Nicht nur das Honda-Kundenteams Super Aguri stimmte sich mit einer doppelten Zielankunft auf das Heimrennen in Suzuka in einer Woche ein. Auch die Werkstruppe aus Brackley erlebte ein ermutigendes Wochenende - auch wenn im Rennen nicht alles hundertprozentig nach Plan lief.

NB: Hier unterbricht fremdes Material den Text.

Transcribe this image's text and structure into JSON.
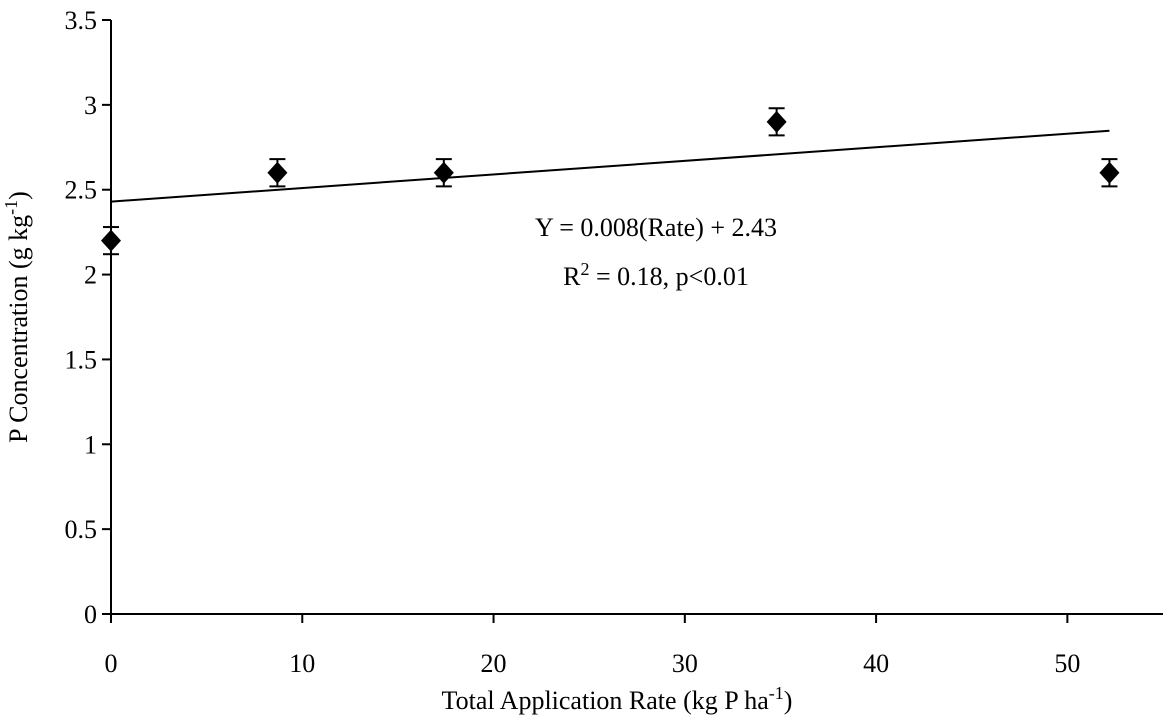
{
  "chart_data": {
    "type": "scatter",
    "title": "",
    "xlabel": {
      "main": "Total Application Rate (kg P ha",
      "sup": "-1",
      "tail": ")"
    },
    "ylabel": {
      "main": "P Concentration (g kg",
      "sup": "-1",
      "tail": ")"
    },
    "xlim": [
      0,
      55
    ],
    "ylim": [
      0,
      3.5
    ],
    "xticks": [
      0,
      10,
      20,
      30,
      40,
      50
    ],
    "xtick_labels": [
      "0",
      "10",
      "20",
      "30",
      "40",
      "50"
    ],
    "yticks": [
      0,
      0.5,
      1,
      1.5,
      2,
      2.5,
      3,
      3.5
    ],
    "ytick_labels": [
      "0",
      "0.5",
      "1",
      "1.5",
      "2",
      "2.5",
      "3",
      "3.5"
    ],
    "grid": false,
    "legend": "none",
    "marker": "diamond",
    "series": [
      {
        "x": [
          0,
          8.7,
          17.4,
          34.8,
          52.2
        ],
        "y": [
          2.2,
          2.6,
          2.6,
          2.9,
          2.6
        ],
        "error": [
          0.08,
          0.08,
          0.08,
          0.08,
          0.08
        ]
      }
    ],
    "trendline": {
      "slope": 0.008,
      "intercept": 2.43,
      "x_range": [
        0,
        52.2
      ]
    },
    "annotations": [
      {
        "text": "Y = 0.008(Rate) + 2.43"
      },
      {
        "prefix": "R",
        "sup": "2",
        "suffix": " = 0.18, p<0.01"
      }
    ],
    "colors": {
      "marker": "#000000",
      "line": "#000000"
    }
  }
}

Die Startpositionen waren toll: Beide Fahrer fuhren mit einer identischen Zeit auf die Plätze 3 und 4. Allerdings konnte Barrichello diesen Rang nicht lange halten und fiel schon beim Start zwei Plätze zurück.
Dennoch sagte er hinterher, dass sein Rennen "okay" gewesen sei. "Mein Auto war aber auf Regenreifen besser als auf Rillenreifen." Bei Jenson Button war das genau umgekehrt. "Zunächst fühlte sich das Auto gut an, ich konnte davonziehen und den Kontakt zur Spitze halten", schilderte der Brite. "Dann begannen meine Hinterreifen abzubauen, sie waren praktisch komplett abgenutzt. Ich verlor drei oder mehr Sekunden pro Runde." Deshalb musste er seinen ersten Boxenstopp vorziehen. "Im Trockenen gab es nur noch eine Linie und ich war in meinem Element! Das hat viel Spaß gemacht und mich an meine Kartzeit erinnert."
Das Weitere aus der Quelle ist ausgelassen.